The artist says the sculpture "is a synthesis of all the flowers and is both a hope that is reborn every day to open," which we can only assume is the code phrase for opening the door of the giant vault underneath Floralis Generica that controls its death ray.
#3. Transi de Rene de Chalon -- Bar-le-Duc, France
Via Morbid Anatomy
When you're visiting a random church in a small village in Northern France, you expect to see the stuff you see in most old churches: crosses, paintings, a few statues of saints ... that sort of thing. That's precisely what you'll see in Bar-le-Duc's Saint-Etienne church. Well, that and a fucking zombie monster, just gleefully hanging about in a place of honor, arm raised to meet the sky like the world's cheesiest Shakespearean actor.
This statue is the memorial of Rene de Chalon, a 16th century prince, who had a hunch he'd die in his 20s (it was a turbulent time) and made a special request to be depicted this way postmortem. Local history books do their level best to write this off as an artistic choice meant to represent "doing right by God even after death." However, let's be honest here: The dude was a wealthy 20-something -- there's no way this was anything but a particularly inspired trolling idea someone in his entourage came up with at 4 a.m.

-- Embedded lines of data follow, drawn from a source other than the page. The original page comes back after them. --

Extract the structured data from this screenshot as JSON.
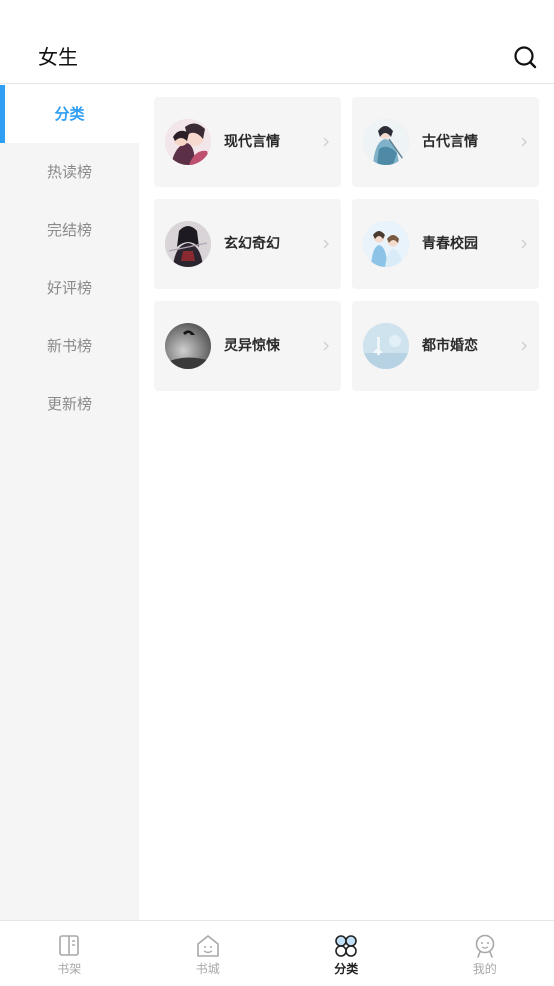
{
  "header": {
    "title": "女生",
    "search_icon": "search-icon"
  },
  "sidebar": {
    "items": [
      {
        "label": "分类",
        "active": true
      },
      {
        "label": "热读榜",
        "active": false
      },
      {
        "label": "完结榜",
        "active": false
      },
      {
        "label": "好评榜",
        "active": false
      },
      {
        "label": "新书榜",
        "active": false
      },
      {
        "label": "更新榜",
        "active": false
      }
    ]
  },
  "categories": [
    {
      "label": "现代言情",
      "icon": "modern-romance-avatar"
    },
    {
      "label": "古代言情",
      "icon": "ancient-romance-avatar"
    },
    {
      "label": "玄幻奇幻",
      "icon": "fantasy-avatar"
    },
    {
      "label": "青春校园",
      "icon": "campus-avatar"
    },
    {
      "label": "灵异惊悚",
      "icon": "horror-avatar"
    },
    {
      "label": "都市婚恋",
      "icon": "urban-marriage-avatar"
    }
  ],
  "tabbar": {
    "items": [
      {
        "label": "书架",
        "icon": "bookshelf-icon",
        "active": false
      },
      {
        "label": "书城",
        "icon": "bookstore-icon",
        "active": false
      },
      {
        "label": "分类",
        "icon": "category-icon",
        "active": true
      },
      {
        "label": "我的",
        "icon": "profile-icon",
        "active": false
      }
    ]
  },
  "colors": {
    "accent": "#2f9ef5",
    "sidebar_bg": "#f5f5f5",
    "card_bg": "#f5f5f5"
  }
}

#2. Genghis Khan -- Mongolia
heckepics/iStock/Getty Images
So you have become weary of the strain of modern life and decide to turn over a new leaf in the farthest, most quiet corner of the world you can imagine. Your travels take you to Mongolia's grassy plains, where you happily wander for days. Finally, you are content.

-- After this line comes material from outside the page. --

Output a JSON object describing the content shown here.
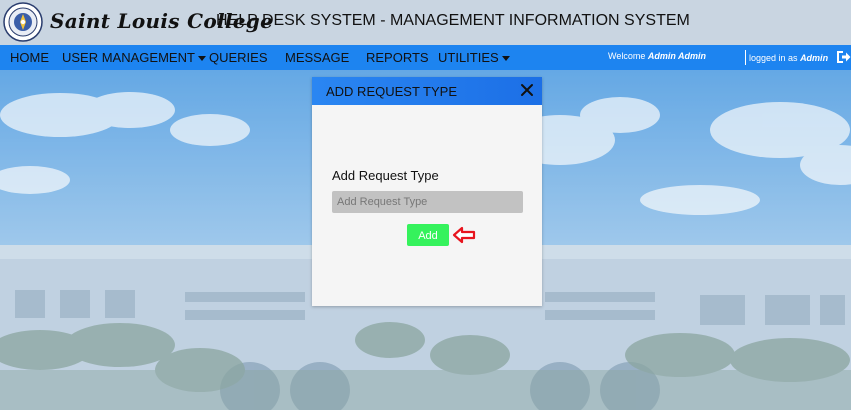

Then, suddenly, you see something massive looming on the horizon, and things get fucking metal.
The 131-foot equestrian statue of Genghis Khan is located over an hour's drive from Mongolia's capital city in the middle of utter nowhere, creating an effect not unlike taking a walk on the moon and bumping into the Statue of Liberty. The Khan calmly gazes upon the plains it controls, much like its tiny fleshling counterpart did all those years ago. The look on its face is that of grim satisfaction, because your natural enemies are few and far between when you're a giant stainless steel construct in the middle of rural landscape.

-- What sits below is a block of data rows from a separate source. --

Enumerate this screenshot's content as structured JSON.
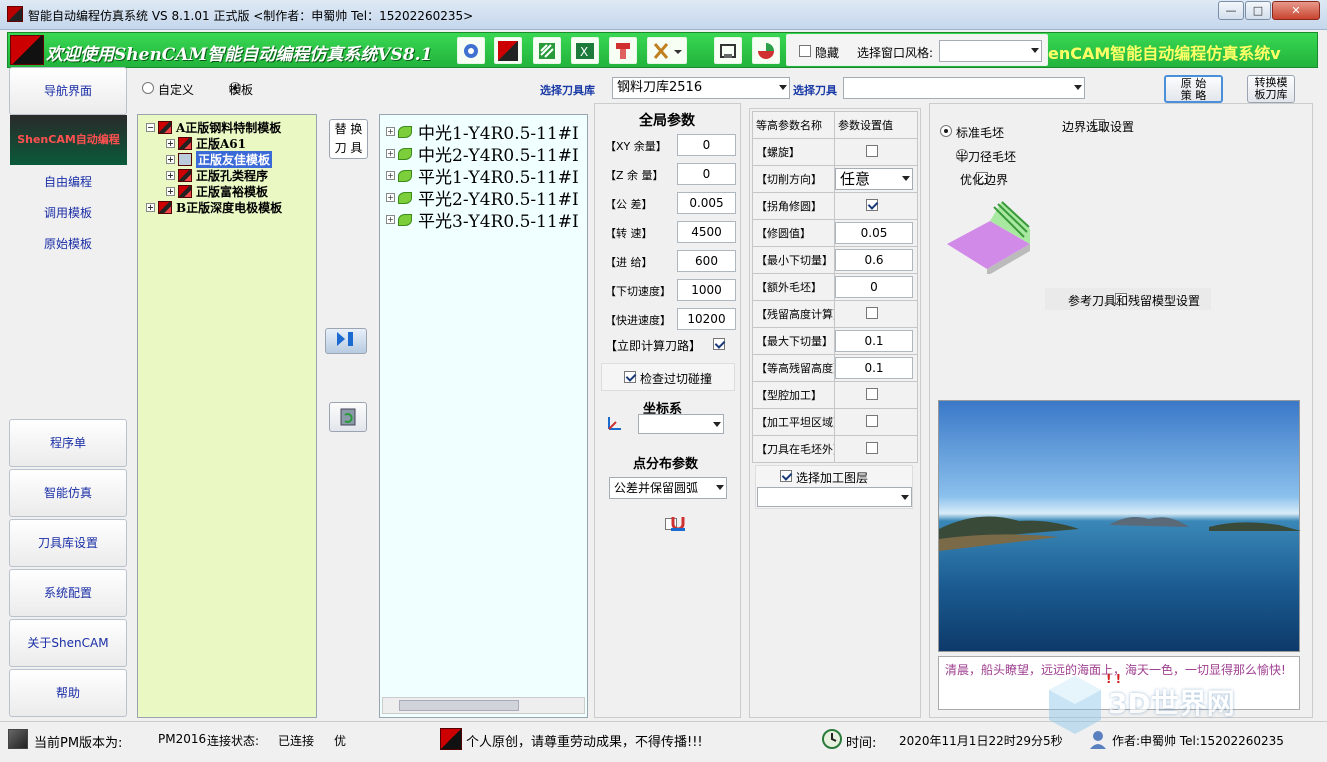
{
  "window": {
    "title": "智能自动编程仿真系统 VS 8.1.01 正式版 <制作者：申蜀帅   Tel：15202260235>",
    "min": "—",
    "max": "□",
    "close": "✕"
  },
  "banner": {
    "welcome": "欢迎使用ShenCAM智能自动编程仿真系统VS8.1",
    "scroll_text": "enCAM智能自动编程仿真系统v",
    "hide_label": "隐藏",
    "style_label": "选择窗口风格:",
    "style_value": ""
  },
  "nav": {
    "home": "导航界面",
    "logo_text": "ShenCAM自动编程",
    "free": "自由编程",
    "use_tpl": "调用模板",
    "orig_tpl": "原始模板",
    "program": "程序单",
    "sim": "智能仿真",
    "toollib": "刀具库设置",
    "config": "系统配置",
    "about": "关于ShenCAM",
    "help": "帮助"
  },
  "mode": {
    "custom": "自定义",
    "template": "模板"
  },
  "toolsel": {
    "lib_label": "选择刀具库",
    "lib_value": "钢料刀库2516",
    "tool_label": "选择刀具",
    "tool_value": ""
  },
  "topbtns": {
    "orig": "原 始\n策 略",
    "switch": "转换模\n板刀库"
  },
  "tree": [
    {
      "label": "A正版钢料特制模板",
      "pm": "−"
    },
    {
      "label": "正版A61",
      "pm": "+"
    },
    {
      "label": "正版友佳模板",
      "pm": "+"
    },
    {
      "label": "正版孔类程序",
      "pm": "+"
    },
    {
      "label": "正版富裕模板",
      "pm": "+"
    },
    {
      "label": "B正版深度电极模板",
      "pm": "+"
    }
  ],
  "replace_btn": "替 换\n刀 具",
  "ops": [
    "中光1-Y4R0.5-11#I",
    "中光2-Y4R0.5-11#I",
    "平光1-Y4R0.5-11#I",
    "平光2-Y4R0.5-11#I",
    "平光3-Y4R0.5-11#I"
  ],
  "global": {
    "title": "全局参数",
    "params": [
      {
        "label": "【XY 余量】",
        "value": "0"
      },
      {
        "label": "【Z 余 量】",
        "value": "0"
      },
      {
        "label": "【公    差】",
        "value": "0.005"
      },
      {
        "label": "【转    速】",
        "value": "4500"
      },
      {
        "label": "【进    给】",
        "value": "600"
      },
      {
        "label": "【下切速度】",
        "value": "1000"
      },
      {
        "label": "【快进速度】",
        "value": "10200"
      }
    ],
    "calc_now": "【立即计算刀路】",
    "check_collision": "检查过切碰撞",
    "coord_title": "坐标系",
    "coord_value": "",
    "points_title": "点分布参数",
    "points_value": "公差并保留圆弧"
  },
  "zlevel": {
    "col1": "等高参数名称",
    "col2": "参数设置值",
    "rows": [
      {
        "name": "【螺旋】",
        "type": "cb",
        "on": false
      },
      {
        "name": "【切削方向】",
        "type": "combo",
        "value": "任意"
      },
      {
        "name": "【拐角修圆】",
        "type": "cb",
        "on": true
      },
      {
        "name": "【修圆值】",
        "type": "inp",
        "value": "0.05"
      },
      {
        "name": "【最小下切量】",
        "type": "inp",
        "value": "0.6"
      },
      {
        "name": "【额外毛坯】",
        "type": "inp",
        "value": "0"
      },
      {
        "name": "【残留高度计算】",
        "type": "cb",
        "on": false
      },
      {
        "name": "【最大下切量】",
        "type": "inp",
        "value": "0.1"
      },
      {
        "name": "【等高残留高度】",
        "type": "inp",
        "value": "0.1"
      },
      {
        "name": "【型腔加工】",
        "type": "cb",
        "on": false
      },
      {
        "name": "【加工平坦区域】",
        "type": "cb",
        "on": false
      },
      {
        "name": "【刀具在毛坯外】",
        "type": "cb",
        "on": false
      }
    ],
    "layer_label": "选择加工图层",
    "layer_value": ""
  },
  "stock": {
    "std": "标准毛坯",
    "half": "半刀径毛坯",
    "optimize": "优化边界",
    "boundary": "边界选取设置",
    "refmodel": "参考刀具和残留模型设置"
  },
  "photo_caption": "清晨，船头瞭望，远远的海面上，海天一色，一切显得那么愉快!",
  "status": {
    "pm_label": "当前PM版本为:",
    "pm_value": "PM2016",
    "conn_label": "连接状态:",
    "conn_value": "已连接",
    "quality": "优",
    "notice": "个人原创，请尊重劳动成果，不得传播!!!",
    "time_label": "时间:",
    "time_value": "2020年11月1日22时29分5秒",
    "author": "作者:申蜀帅 Tel:15202260235"
  },
  "watermark": "3D世界网"
}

What I love about this statue is how they've clearly made an effort to depict the rider figure as a smoothly featured human being, but no one felt the need to make the horse anything but sharp, vaguely equine steampunk angles and pure utilitarian power, like one of those machine steeds He-Man and Skeletor sometimes ride. Yes, this is giant Genghis Khan on a giant robot hell-horse, and yes, it is expecting you to run now.
Briefly.
#1. Maman -- Fucking Everywhere
Sweet rusty trombone, look at that thing!
Jesus Christ, world. Are you throwing huge man-made spiders at us again? We've had this discussion before -- we don't need any massive artificial arachnids, we already have Australia to supply the non-existing demand for the real thing a hundred million times over.
Still, because we live in a terrible world, here's Maman, a 30-foot-high spider ... fucking ... thing that lurks the courtyards and alleyways of, well, absolutely everywhere. Not only is your average Maman a traveling exhibition, but there are also at least half a dozen of them around, meaning that during any given moment these things roam several countries at once. Now, keep that in mind as we explore its egg sac:
Via Panoramio
Yes, of course it has an absurdly detailed, ready-to-burst egg sac. It's almost as if you've never seen a horror movie.
Yes, of course it has an absurdly detailed, ready-to-burst egg sac. It's almost as if you've never seen a horror movie.
Born from the mind of sculptor Louise Bourgeois, Maman is subject to many an analysis about the nature of humanity and the position of spiders in culture. Judging by the statue's looks alone, the answer to the former is most likely "snacks," and to the latter, "in charge."